O último dia do Primavera Sound em Barcelona – aquele que encerra a edição do festival, não o último dos dias de maior magnitude – é marcado por duas fases distintas: concertos à tarde, algures na cidade; concertos à noite, em particular na sala Apolo. E, tradicionalmente, é dos melhores. Diríamos mesmo que, a par da escolha dos cabeças-de-cartaz (sempre no centro da economia de um festival), critérios de importância semelhante são utilizados pelos programadores para seleccionar os artistas que abrem e encerram a edição de cada ano. No dia 0, é habitual existir um nome gigante, em concerto gratuito – depois, em salas mais pequenas, artistas que estarão prestes a tornar-se referências a nível mundial. No dia final, contudo, a escolha tende a recair em artistas que garantam uma saída explosiva. Este ano, o fenómeno voltou a confirmar-se.
Mudhoney
Quem cresceu com a explosão de popularidade do grunge, no início dos anos 90, terá certamente ouvido falar de Mudhoney. A banda de Mike Arm nunca foi particularmente famosa, mesmo que estivesse longe de ser obscura. Por isso, não será de espantar se a maior parte do público tiver um conhecimento enciclopédico do grupo, sem de facto ter ouvido deles mais de dois minutos de música. Não que isso seja necessariamente mau: Mudhoney rocka e sempre rockou, passado ou presente. Para iniciados, um conselho: ignorem a palavra “grunge” e ouçam sem preconceitos. Alinhamento completo do concerto público dentro do CCCB: “Get Into Yours”, “I Like It Small”, “Who You Drivin’ Now”, “Broken Hands”, “This Gift”, “Inside Job”, “1995”, “In ‘n’ Out of Grace”, “No One Has”, “JRRT”, “Touch Me I’m Sick”, “I’m Now”, “The Final Course”, “Chardonnay” e “The Only Son of the Widow from Nain”. Bastante tempo depois, actuaram os Black Lips. Habitualmente, dão excelentes concertos – especialmente, em recintos mais pequenos. Desta vez, um atraso na montagem de palco impediu que assistíssemos, com desgosto, ao concerto.
Ty Segall & the Muggers
Depois de uma actuação insana na noite anterior do festival – que descrevemos no artigo anterior – como um quasi-headliner, Ty Segall voltou a ser o nome escolhido para fechar o Primavera Sound deste ano na sala Apolo, o que já tinha acontecido em 2014. Esse foi um concerto explosivo, tendo mesmo acabado com uma invasão de palco – daquelas orgânicas, mesmo que hoje em dia comece a tornar-se mais comum acontecer. Felizmente, ainda é bastante raro.

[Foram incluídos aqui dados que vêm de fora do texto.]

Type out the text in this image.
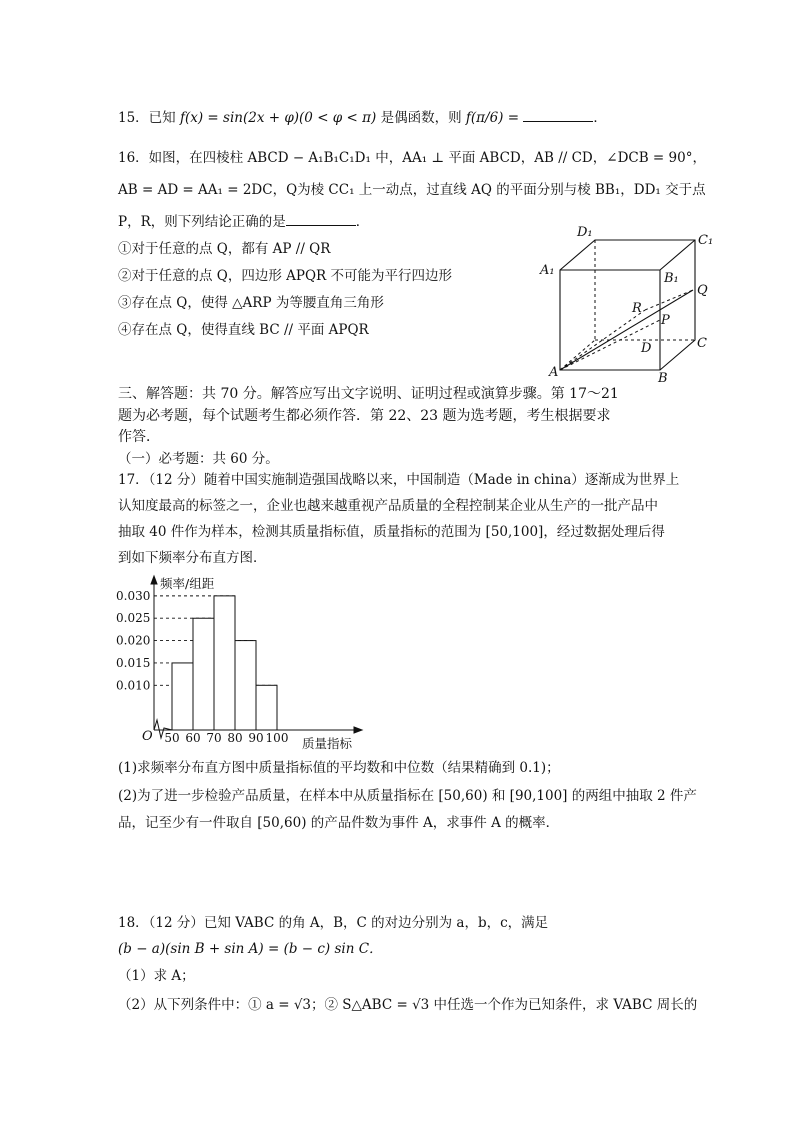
15．已知 f(x) = sin(2x + φ)(0 < φ < π) 是偶函数，则 f(π/6) =	．
16．如图，在四棱柱 ABCD − A₁B₁C₁D₁ 中，AA₁ ⊥ 平面 ABCD，AB // CD，∠DCB = 90°，
AB = AD = AA₁ = 2DC，Q为棱 CC₁ 上一动点，过直线 AQ 的平面分别与棱 BB₁，DD₁ 交于点
P，R，则下列结论正确的是	．
①对于任意的点 Q，都有 AP // QR
②对于任意的点 Q，四边形 APQR 不可能为平行四边形
③存在点 Q，使得 △ARP 为等腰直角三角形
④存在点 Q，使得直线 BC // 平面 APQR
D₁
C₁
A₁
B₁
Q
R
P
D	C
A	B
三、解答题：共 70 分。解答应写出文字说明、证明过程或演算步骤。第 17～21
题为必考题，每个试题考生都必须作答．第 22、23 题为选考题，考生根据要求
作答．
（一）必考题：共 60 分。
17．（12 分）随着中国实施制造强国战略以来，中国制造（Made in china）逐渐成为世界上
认知度最高的标签之一，企业也越来越重视产品质量的全程控制某企业从生产的一批产品中
抽取 40 件作为样本，检测其质量指标值，质量指标的范围为 [50,100]，经过数据处理后得
到如下频率分布直方图．
0.010
0.015
0.020
0.025
0.030
50 60 70 80 90 100
频率/组距
质量指标
O
(1)求频率分布直方图中质量指标值的平均数和中位数（结果精确到 0.1)；
(2)为了进一步检验产品质量，在样本中从质量指标在 [50,60) 和 [90,100] 的两组中抽取 2 件产
品，记至少有一件取自 [50,60) 的产品件数为事件 A，求事件 A 的概率．
18．（12 分）已知 VABC 的角 A，B，C 的对边分别为 a，b，c，满足
(b − a)(sin B + sin A) = (b − c) sin C．
（1）求 A；
（2）从下列条件中：① a = √3；② S△ABC = √3 中任选一个作为已知条件，求 VABC 周长的
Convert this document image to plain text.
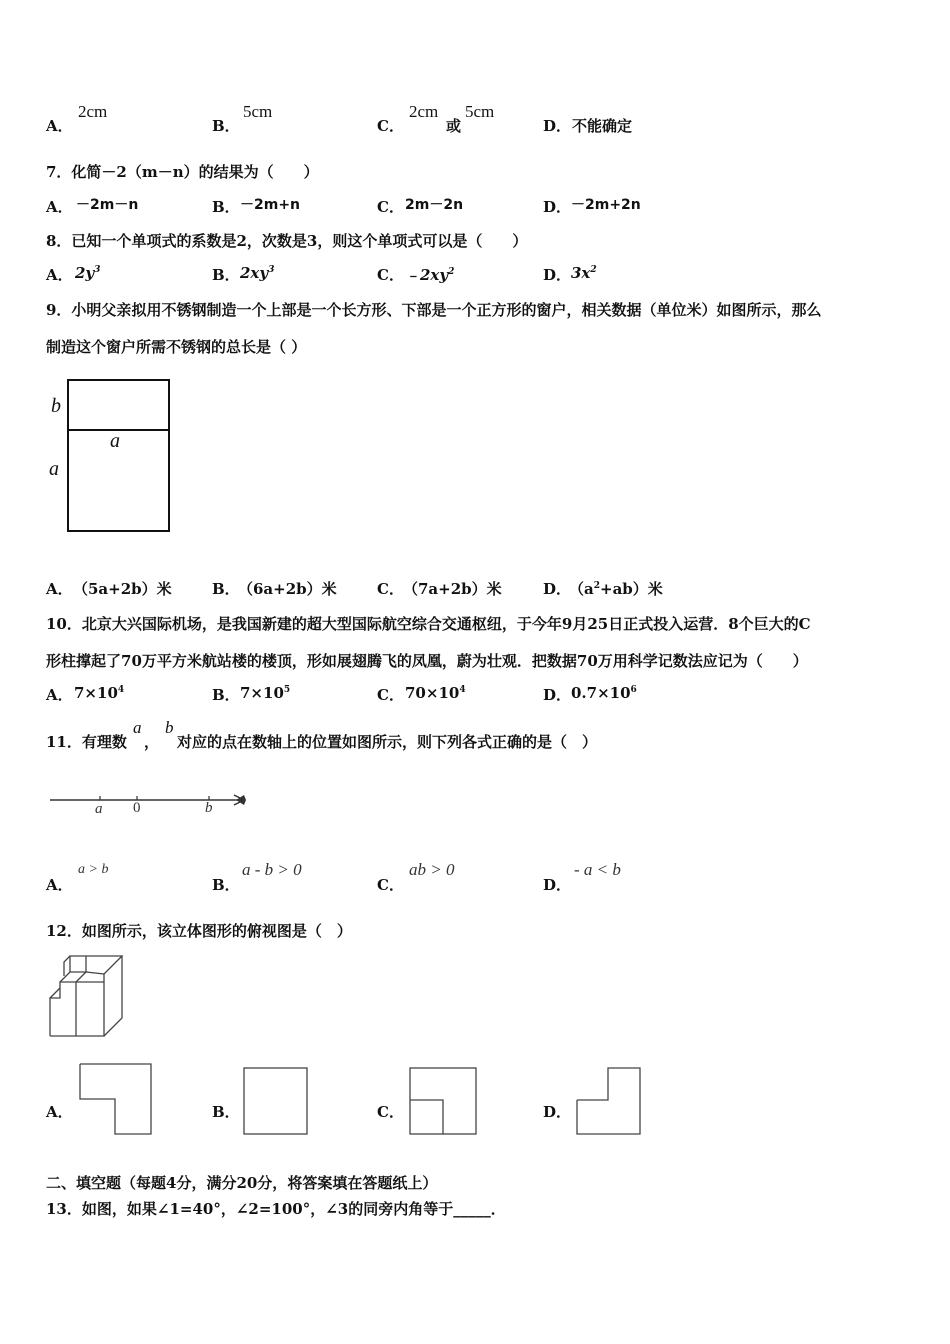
A．
2cm
B．
5cm
C．
2cm
或
5cm
D． 不能确定
7．化简－2（m－n）的结果为（　　）
A． －2m－n	B． －2m+n	C． 2m－2n	D． －2m+2n
8．已知一个单项式的系数是2，次数是3，则这个单项式可以是（　　）
A． $2y^3$	B． $2xy^3$	C． $﹣2xy^2$	D． $3x^2$
9．小明父亲拟用不锈钢制造一个上部是一个长方形、下部是一个正方形的窗户，相关数据（单位米）如图所示，那么
制造这个窗户所需不锈钢的总长是（ ）
b
a
a
A． （5a+2b）米	B．
（6a+2b）米	C． （7a+2b）米	D．
$(a^2+ab)$米
10．北京大兴国际机场，是我国新建的超大型国际航空综合交通枢纽，于今年9月25日正式投入运营．8个巨大的C
形柱撑起了70万平方米航站楼的楼顶，形如展翅腾飞的凤凰，蔚为壮观．把数据70万用科学记数法应记为（　　）
A． $7\times 10^4$	B． $7\times 10^5$	C． $70\times 10^4$	D． $0.7\times 10^6$
11．有理数
a
，
b
对应的点在数轴上的位置如图所示，则下列各式正确的是（　）
a 0	b
A．
a > b
B．
a - b > 0
C．
ab > 0
D．
- a < b
12．如图所示，该立体图形的俯视图是（　）
A．	B．	C．	D．
二、填空题（每题4分，满分20分，将答案填在答题纸上）
13．如图，如果∠1=40°，∠2=100°，∠3的同旁内角等于_____．
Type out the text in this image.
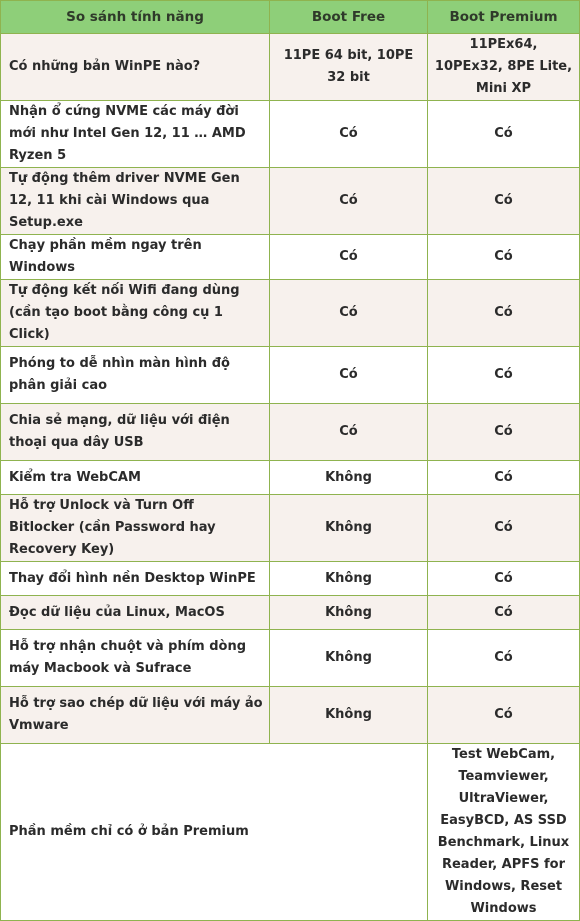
So sánh tính năng	Boot Free	Boot Premium
Có những bản WinPE nào?	11PE 64 bit, 10PE 32 bit	11PEx64, 10PEx32, 8PE Lite, Mini XP
Nhận ổ cứng NVME các máy đời mới như Intel Gen 12, 11 … AMD Ryzen 5	Có	Có
Tự động thêm driver NVME Gen 12, 11 khi cài Windows qua Setup.exe	Có	Có
Chạy phần mềm ngay trên Windows	Có	Có
Tự động kết nối Wifi đang dùng (cần tạo boot bằng công cụ 1 Click)	Có	Có
Phóng to dễ nhìn màn hình độ phân giải cao	Có	Có
Chia sẻ mạng, dữ liệu với điện thoại qua dây USB	Có	Có
Kiểm tra WebCAM	Không	Có
Hỗ trợ Unlock và Turn Off Bitlocker (cần Password hay Recovery Key)	Không	Có
Thay đổi hình nền Desktop WinPE	Không	Có
Đọc dữ liệu của Linux, MacOS	Không	Có
Hỗ trợ nhận chuột và phím dòng máy Macbook và Sufrace	Không	Có
Hỗ trợ sao chép dữ liệu với máy ảo Vmware	Không	Có
Phần mềm chỉ có ở bản Premium		Test WebCam, Teamviewer, UltraViewer, EasyBCD, AS SSD Benchmark, Linux Reader, APFS for Windows, Reset Windows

Desta vez, bastaram não mais de dez segundos até ao caos total. Terá mesmo sido melhor que há dois anos, a nível de intensidade e execução. Nem em concertos de punk ou hardcore se vê mais de 2 ou 3 pessoas em crowdsurfing simultaneamente; aqui, seriam 5 ou 6. Gente a saltar do palco constantemente, diálogo tolo com o público, presentes para a banda como bebés de plástico… hilariante, mas a verdade é que, estão imparáveis. Ty Segall fica ainda mais forte com os Muggers a apoiá-lo. É evidente que estamos na presença de um espírito livre e raro de encontrar. E, ao vivo, com os Muggers, é quase metal. Sem exagero. Com o fuzz no máximo, quase seriam os mais pesados do festival (a competir com Unsane, Venom e mesmo Drive Like Jehu – nada mau).
O alinhamento incluiu canções do recente disco Emotional Mugger, algumas do aclamado Manipulator (“Manipulator”, “Tall Man Skinny Lady”, “The Singer”) e outras mais antigas, como “Girlfriend” e “Finger”, de Melted.
Ty Segall & the Muggers podem bem ser o concerto mais relevante que se pode ver este ano. Dentro de um grupo vasto de concertos fabulosos neste festival, o de Ty Segall seria o que mais rapidamente recomendaríamos a qualquer pessoa.
The Avalanches
Actuar no Primavera Sound, especialmente depois de estar 15 anos sem actuar ao vivo, não deve ser tarefa fácil. E, depois do concerto de Ty Segall, imediatamente, aliás, é praticamente impossível dar um concerto que importe, mesmo que se mude de género completamente. Por isso, mesmo que não faltem motivos de interesse para ver os Avalanches, não foi o momento adequado para ficar no Apolo e apreciar correctamente o concerto dos australianos.
Chega ao fim mais uma edição do Primavera Sound. Como sempre acontece, o festival não desiludiu e teve momentos de magia pura. Tanto quanto sabemos, não existe outro festival de música assim. Sempre de alma e coração abertos: até para o ano, Primavera.